Keywords: animal feeding, Streptococcus lutetiensis, Synergistes jonesii.

INTRODUCTION

In the tropics ruminant nutrition is based mainly on the consumption of pastures, harvest byproducts and, to a lower extent, preserved feedstuffs, such as silages and meals. Nevertheless, the grasses used in feeding have high fiber contents and low protein percentages, bringing about a considerable decrease in the general development of the animal, particularly in the dry season (Villanueva et al., 2013).

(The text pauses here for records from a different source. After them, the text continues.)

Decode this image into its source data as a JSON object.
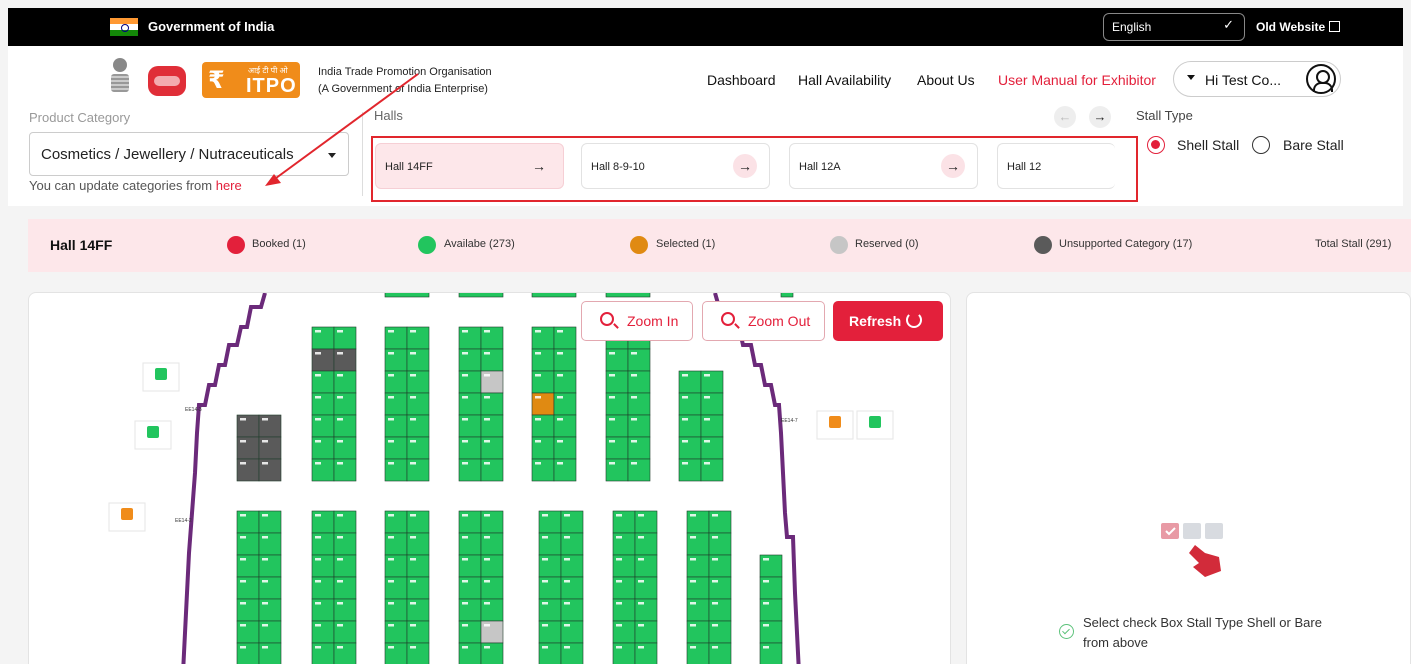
{
  "gov_bar": {
    "title": "Government of India",
    "language": "English",
    "old_website": "Old Website"
  },
  "header": {
    "itpo_hindi": "आई टी पी ओ",
    "itpo_logo": "ITPO",
    "org_name": "India Trade Promotion Organisation",
    "org_sub": "(A Government of India Enterprise)",
    "nav": [
      "Dashboard",
      "Hall Availability",
      "About Us",
      "User Manual for Exhibitor"
    ],
    "user_label": "Hi Test Co..."
  },
  "filters": {
    "category_label": "Product Category",
    "category_value": "Cosmetics / Jewellery / Nutraceuticals",
    "hint_text": "You can update categories from",
    "hint_link": "here",
    "halls_label": "Halls",
    "halls": [
      {
        "name": "Hall 14FF",
        "active": true
      },
      {
        "name": "Hall 8-9-10",
        "active": false
      },
      {
        "name": "Hall 12A",
        "active": false
      },
      {
        "name": "Hall 12",
        "active": false
      }
    ],
    "stall_type_label": "Stall Type",
    "stall_types": [
      {
        "label": "Shell Stall",
        "selected": true
      },
      {
        "label": "Bare Stall",
        "selected": false
      }
    ]
  },
  "legend": {
    "hall": "Hall 14FF",
    "items": [
      {
        "label": "Booked (1)",
        "color": "#e3203b"
      },
      {
        "label": "Availabe (273)",
        "color": "#22c55e"
      },
      {
        "label": "Selected (1)",
        "color": "#e08a12"
      },
      {
        "label": "Reserved (0)",
        "color": "#c6c6c6"
      },
      {
        "label": "Unsupported Category (17)",
        "color": "#5a5a5a"
      }
    ],
    "total": "Total Stall (291)"
  },
  "map": {
    "zoom_in": "Zoom In",
    "zoom_out": "Zoom Out",
    "refresh": "Refresh",
    "labels": {
      "e1": "EE14-3",
      "e2": "EE14-2",
      "e3": "EE14-7"
    }
  },
  "panel": {
    "message": "Select check Box Stall Type Shell or Bare from above"
  },
  "colors": {
    "accent": "#e3203b",
    "available": "#22c55e",
    "boundary": "#6b2a7a"
  }
}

A large number of forage trees, mainly legumes, are used as supplement in the diets of low nutritional quality; they show high protein content and good digestibility, compared with grasses (Pereyra et al., 2015).

Besides their favorable chemical composition, forage trees and shrubs have other positive properties, because they help to recover degraded soils (Rangel et al., 2016), increase their nutrient content due to the symbiosis they establish with bacteria of the Rhizobium genus (Higashide, 2014), protect against erosion, and can be also used as fuel and construction materials.

All the legume species have secondary metabolites, some of which are called antinutritional factors (ANF), that can cause a negative effect on the nutritional value of the feedstuff, as well as on animal health. ANFs can be defined as those substances generated by the natural metabolism of plant species, and which, by different mechanisms, exert adverse results on the optimum nutrition of the animals, because they decrease the digestive and/or metabolic effects (Rodríguez and Ledesma, 2014).

Legumes generate these substances through their secondary metabolism, as a defense mechanism against the attack of molds, bacteria, insects and birds; or, in some cases, as product of metabolism when they are subject to stress conditions. These plants, when contained in the diet ingredients, reduce intake and prevent nutrient digestion, absorption and utilization by the animal (Casso and Montero, 1995).

Among the most studied ANFs, present in most legume species, the following can be cited: lecithins, tannins, cyanogen glycosides, vicine and convicine, galactosyl sucrose oligosaccharide, galactomannan gums, saponins, non-protein aminoacids, neurolatherigens, arginine analogues, alkaloids, phytic acid, antigenic proteins and aromatic aminoacids; and within the last ones mimosine stands out [3-N-(3-hydroxy-4-pyridone) aminopropionic-ao-acid], present in Leucaena leucocephala (Lam.) de Wit. (Casso and Montero, 1995).

The objective of this review was to compile studies conducted by different authors who identified and characterized bacteria capable of degrading mimosine and its degradation products, which were found in the rumen and in the rhizosphere of the plants.

Characteristics of mimosine

Mimosine is a non-protein aminoacid, present in the tropical forage legume L. leucocephala, which has been responsible for toxicity symptoms in some species of domestic animals; among these symptoms the following stand out: alopecia, anorexia, weight loss, deep salivation, lesions through the esophagus, necrotic papillae in the rumen and reticulum, hyperplasia of the thyroid gland and low levels of circulating thyroxine hormone (Xuan et al., 2013).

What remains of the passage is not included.